The Central Securities Depositories Regulation [CSDR] is another piece of regulation on which the UK has deviated from the EU. Although many investment firms assume CSDR is applicable to post-trade providers only, the rules will be felt widely, including within asset management. Under the CSDR’s Settlement Discipline Regime [SDR], counterparties to failed trades will be subject to cash penalties and mandatory buy-ins. While the industry begrudgingly accepts that the threat of cash penalties will help drive up settlement discipline, mandatory buy-ins could prove destabilising, by creating added costs and undermining liquidity.

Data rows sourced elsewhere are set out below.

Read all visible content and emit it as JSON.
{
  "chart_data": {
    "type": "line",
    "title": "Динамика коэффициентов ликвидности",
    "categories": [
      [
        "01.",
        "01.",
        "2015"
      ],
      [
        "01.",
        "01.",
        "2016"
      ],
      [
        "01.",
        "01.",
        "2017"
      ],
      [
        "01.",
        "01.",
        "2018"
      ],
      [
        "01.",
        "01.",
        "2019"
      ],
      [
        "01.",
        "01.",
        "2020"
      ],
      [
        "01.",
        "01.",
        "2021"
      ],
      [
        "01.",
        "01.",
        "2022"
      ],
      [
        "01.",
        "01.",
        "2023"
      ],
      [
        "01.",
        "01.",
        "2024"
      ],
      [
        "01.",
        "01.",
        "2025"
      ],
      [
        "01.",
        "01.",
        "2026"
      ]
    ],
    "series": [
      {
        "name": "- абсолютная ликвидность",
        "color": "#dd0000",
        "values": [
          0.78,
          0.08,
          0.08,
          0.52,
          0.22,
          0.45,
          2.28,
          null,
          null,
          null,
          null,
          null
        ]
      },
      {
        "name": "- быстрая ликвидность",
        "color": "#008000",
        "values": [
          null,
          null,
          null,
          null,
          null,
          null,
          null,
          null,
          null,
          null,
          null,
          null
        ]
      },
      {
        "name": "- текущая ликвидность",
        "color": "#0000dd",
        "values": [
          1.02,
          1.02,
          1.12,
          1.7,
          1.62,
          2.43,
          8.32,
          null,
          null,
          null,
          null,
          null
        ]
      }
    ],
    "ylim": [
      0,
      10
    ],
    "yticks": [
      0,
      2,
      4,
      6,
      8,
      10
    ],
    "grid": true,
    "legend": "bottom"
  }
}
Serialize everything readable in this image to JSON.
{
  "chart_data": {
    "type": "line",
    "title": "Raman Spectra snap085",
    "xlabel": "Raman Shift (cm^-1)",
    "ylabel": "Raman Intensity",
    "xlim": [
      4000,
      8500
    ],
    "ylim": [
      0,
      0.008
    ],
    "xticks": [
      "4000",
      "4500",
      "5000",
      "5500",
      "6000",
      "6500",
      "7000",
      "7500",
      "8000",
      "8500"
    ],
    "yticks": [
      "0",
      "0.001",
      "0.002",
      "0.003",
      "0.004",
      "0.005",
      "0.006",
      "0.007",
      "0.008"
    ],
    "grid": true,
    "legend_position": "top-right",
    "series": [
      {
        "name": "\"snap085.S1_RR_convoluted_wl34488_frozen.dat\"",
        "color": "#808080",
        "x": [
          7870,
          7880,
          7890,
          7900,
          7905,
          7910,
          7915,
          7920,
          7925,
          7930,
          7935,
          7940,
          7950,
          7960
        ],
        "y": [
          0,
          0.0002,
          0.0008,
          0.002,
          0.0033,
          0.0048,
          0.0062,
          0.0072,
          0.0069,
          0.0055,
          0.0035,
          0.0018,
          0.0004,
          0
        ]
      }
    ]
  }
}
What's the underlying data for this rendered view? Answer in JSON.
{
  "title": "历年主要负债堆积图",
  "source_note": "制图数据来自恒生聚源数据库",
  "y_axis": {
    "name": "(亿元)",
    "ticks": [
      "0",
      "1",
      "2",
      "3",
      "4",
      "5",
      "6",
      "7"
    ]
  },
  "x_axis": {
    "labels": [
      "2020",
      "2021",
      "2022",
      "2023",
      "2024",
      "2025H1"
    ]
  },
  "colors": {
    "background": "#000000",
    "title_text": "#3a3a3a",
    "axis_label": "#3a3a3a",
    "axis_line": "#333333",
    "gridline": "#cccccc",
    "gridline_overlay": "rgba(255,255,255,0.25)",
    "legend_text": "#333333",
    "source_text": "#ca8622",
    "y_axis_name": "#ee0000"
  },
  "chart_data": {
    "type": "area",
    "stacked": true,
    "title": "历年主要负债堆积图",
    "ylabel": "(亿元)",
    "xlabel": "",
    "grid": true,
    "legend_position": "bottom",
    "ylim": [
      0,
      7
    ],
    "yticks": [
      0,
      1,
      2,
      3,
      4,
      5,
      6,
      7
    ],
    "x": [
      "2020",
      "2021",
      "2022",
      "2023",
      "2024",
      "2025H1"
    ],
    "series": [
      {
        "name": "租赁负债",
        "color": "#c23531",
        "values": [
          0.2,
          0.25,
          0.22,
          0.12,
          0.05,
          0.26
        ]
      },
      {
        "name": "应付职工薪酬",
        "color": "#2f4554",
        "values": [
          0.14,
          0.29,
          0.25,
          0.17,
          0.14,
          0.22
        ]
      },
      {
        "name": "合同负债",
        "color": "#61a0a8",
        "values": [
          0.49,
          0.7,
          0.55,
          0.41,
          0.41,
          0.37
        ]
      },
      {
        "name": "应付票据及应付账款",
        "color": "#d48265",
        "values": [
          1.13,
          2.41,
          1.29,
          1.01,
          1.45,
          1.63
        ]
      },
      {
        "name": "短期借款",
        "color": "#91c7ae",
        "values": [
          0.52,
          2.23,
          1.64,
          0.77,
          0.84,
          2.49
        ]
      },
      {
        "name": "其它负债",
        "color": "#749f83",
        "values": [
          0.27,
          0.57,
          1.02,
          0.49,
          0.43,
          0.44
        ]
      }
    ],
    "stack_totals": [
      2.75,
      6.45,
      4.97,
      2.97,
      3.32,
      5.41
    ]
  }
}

The European Securities and Markets Authority [ESMA] has recognised this and is advising the European Commission to delay the phase-in of mandatory buy-ins beyond their current implementation date of February 2022. Some industry associations have warned the EU that CSDR’s buy-in rules could have catastrophic implications during periods of extreme volatility, highlighting that systemic events might have occurred [especially in the bond markets] had the rules been in place during March/April 2020. While there is speculation the EU could make buy-ins voluntary, the UK already confirmed that the SDR will not apply in the domestic market, in a move that has been largely welcomed by the industry. Nonetheless, UK managers will still need to comply with SDR for any European transactions which are settled by EU-based central securities depositories.
Beyond ESG and settlement discipline, the UK is also making tweaks to other EU rules. It recently acknowledged that non-financial counterparties [NFCs] do not need to report under the Securities Financing Transaction Regulation [SFTR]. Similarly, it is believed that the UK’s Financial Conduct Authority [FCA] could ease some of the research rules and best execution obligations imposed under the Markets in Financial Instruments Directive II (MiFID II). Proposals have emerged suggesting the UK could exempt SMEs with a market cap of less than £200m together with FICC [fixed income, currencies, commodities] research from MIFID II unbundling requirements. Elsewhere, MiFID II share trading obligations and double volume caps have also been shelved by the UK regulators. These revisions to EU regulations are receiving a positive response from the industry.
Although the UK is shifting away from a handful of EU rules, the differences are not massive and certainly do not represent a race to the bottom. Instead, the UK appears to be taking a proportionate and sensible approach to post-Brexit rulemaking, at least for now.